Add origin update semantics for existing checkouts, path-scoped commits so
publish never stages unrelated files, existing-origin pull for update flows,
and portable SQLite sidecar cleanup. This is the lowest-risk de-dupe because
every app already shells out to git in similar ways.
2. Expand `snapshot` sidecars.
Keep table export/import generic, but add first-class sidecar/bundle helpers
for Markdown pages and embedding JSONL/Gzip bundles. Apps still provide
filters, table lists, delete callbacks, FTS rebuild callbacks, and privacy
rules.
3. Add state adapters instead of one forced schema.
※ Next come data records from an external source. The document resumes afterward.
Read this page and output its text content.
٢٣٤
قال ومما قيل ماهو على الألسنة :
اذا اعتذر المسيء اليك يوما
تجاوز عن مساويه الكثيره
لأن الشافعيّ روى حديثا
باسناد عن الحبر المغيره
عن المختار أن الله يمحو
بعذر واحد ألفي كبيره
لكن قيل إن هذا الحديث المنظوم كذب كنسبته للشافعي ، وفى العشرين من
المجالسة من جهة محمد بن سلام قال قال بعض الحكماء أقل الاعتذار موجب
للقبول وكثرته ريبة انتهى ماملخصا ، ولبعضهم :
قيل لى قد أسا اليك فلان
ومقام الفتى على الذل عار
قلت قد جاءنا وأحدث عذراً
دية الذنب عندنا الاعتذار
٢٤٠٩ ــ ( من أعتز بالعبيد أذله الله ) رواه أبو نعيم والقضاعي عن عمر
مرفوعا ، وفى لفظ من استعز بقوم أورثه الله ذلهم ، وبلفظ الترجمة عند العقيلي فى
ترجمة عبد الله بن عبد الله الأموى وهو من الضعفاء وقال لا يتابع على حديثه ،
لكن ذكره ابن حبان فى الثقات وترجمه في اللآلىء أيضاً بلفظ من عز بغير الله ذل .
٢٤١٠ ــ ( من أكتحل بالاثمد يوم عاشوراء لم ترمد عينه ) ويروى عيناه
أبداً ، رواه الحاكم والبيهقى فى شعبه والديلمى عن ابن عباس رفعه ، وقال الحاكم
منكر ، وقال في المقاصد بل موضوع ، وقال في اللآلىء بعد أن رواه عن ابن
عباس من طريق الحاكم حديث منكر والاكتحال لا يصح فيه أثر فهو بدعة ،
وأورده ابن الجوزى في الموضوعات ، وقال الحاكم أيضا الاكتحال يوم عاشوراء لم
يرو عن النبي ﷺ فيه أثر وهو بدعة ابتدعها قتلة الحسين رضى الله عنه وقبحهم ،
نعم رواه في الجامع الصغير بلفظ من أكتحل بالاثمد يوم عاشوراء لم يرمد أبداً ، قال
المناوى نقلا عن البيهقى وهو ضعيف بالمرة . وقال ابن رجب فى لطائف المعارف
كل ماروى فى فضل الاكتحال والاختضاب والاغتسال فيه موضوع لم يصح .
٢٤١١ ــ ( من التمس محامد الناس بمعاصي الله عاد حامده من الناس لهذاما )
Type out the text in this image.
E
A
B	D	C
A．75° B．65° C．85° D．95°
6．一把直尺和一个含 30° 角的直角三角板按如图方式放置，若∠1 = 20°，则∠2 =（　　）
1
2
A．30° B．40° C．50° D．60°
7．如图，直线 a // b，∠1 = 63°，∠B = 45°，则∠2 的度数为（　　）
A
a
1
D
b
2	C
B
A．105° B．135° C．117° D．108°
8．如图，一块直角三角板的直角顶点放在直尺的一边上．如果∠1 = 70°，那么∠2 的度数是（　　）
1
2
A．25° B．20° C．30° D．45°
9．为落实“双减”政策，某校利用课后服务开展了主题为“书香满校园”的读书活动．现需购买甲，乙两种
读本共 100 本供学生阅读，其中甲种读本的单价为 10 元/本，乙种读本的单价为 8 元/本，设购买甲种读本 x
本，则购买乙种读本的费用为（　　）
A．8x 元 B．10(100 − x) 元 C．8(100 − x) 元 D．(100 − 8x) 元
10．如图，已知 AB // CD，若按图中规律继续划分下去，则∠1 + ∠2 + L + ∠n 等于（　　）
Keep the current source/entity/value schema as the canonical new shape, but
add adapters for `scope -> cursor` and `source/entity/cursor/synced_at`
stores. This avoids risky migrations while making freshness and stale checks
uniform.
4. Extract embeddings and vector search.
Start from `discrawl/internal/embed` for provider clients and from
`gitcrawl/internal/vector` plus discrawl search helpers for cosine, top-k,
vector encoding, and reciprocal-rank fusion. Apps keep task selection,
content hashing policy, provider config placement, and result persistence.
5. Add generic FTS helpers.
Provide query escaping, snippets, rebuild/optimize wrappers, deferred refresh
orchestration, and progress logging. Do not move entity-specific FTS schemas
or ranking into `crawlkit`.
6. Keep inference app-owned until there are two implementations.
`gitcrawl` clustering and summary-oriented work should not be generalized
yet. Extract only the provider/vector primitives it shares with chat/document
crawlers.
## compatibility gates
Every extraction must keep these constraints:
- Do not change existing app table shapes unless the app migration is explicitly
backward-compatible and tested against old fixtures.
- Do not change app command names, flags, JSON shape, or deprecated aliases
unless the downstream app changelog calls it out.
- Do not touch live stores during tests. Use temp homes, temp configs, and temp
SQLite files.
- Use `GOWORK=off` when proving the public `crawlkit` API so local workspaces
do not hide missing release tags.
- Keep privacy filters in the app layer. `crawlkit` can run a filter callback;
it should not know what a Discord DM or Slack private channel means.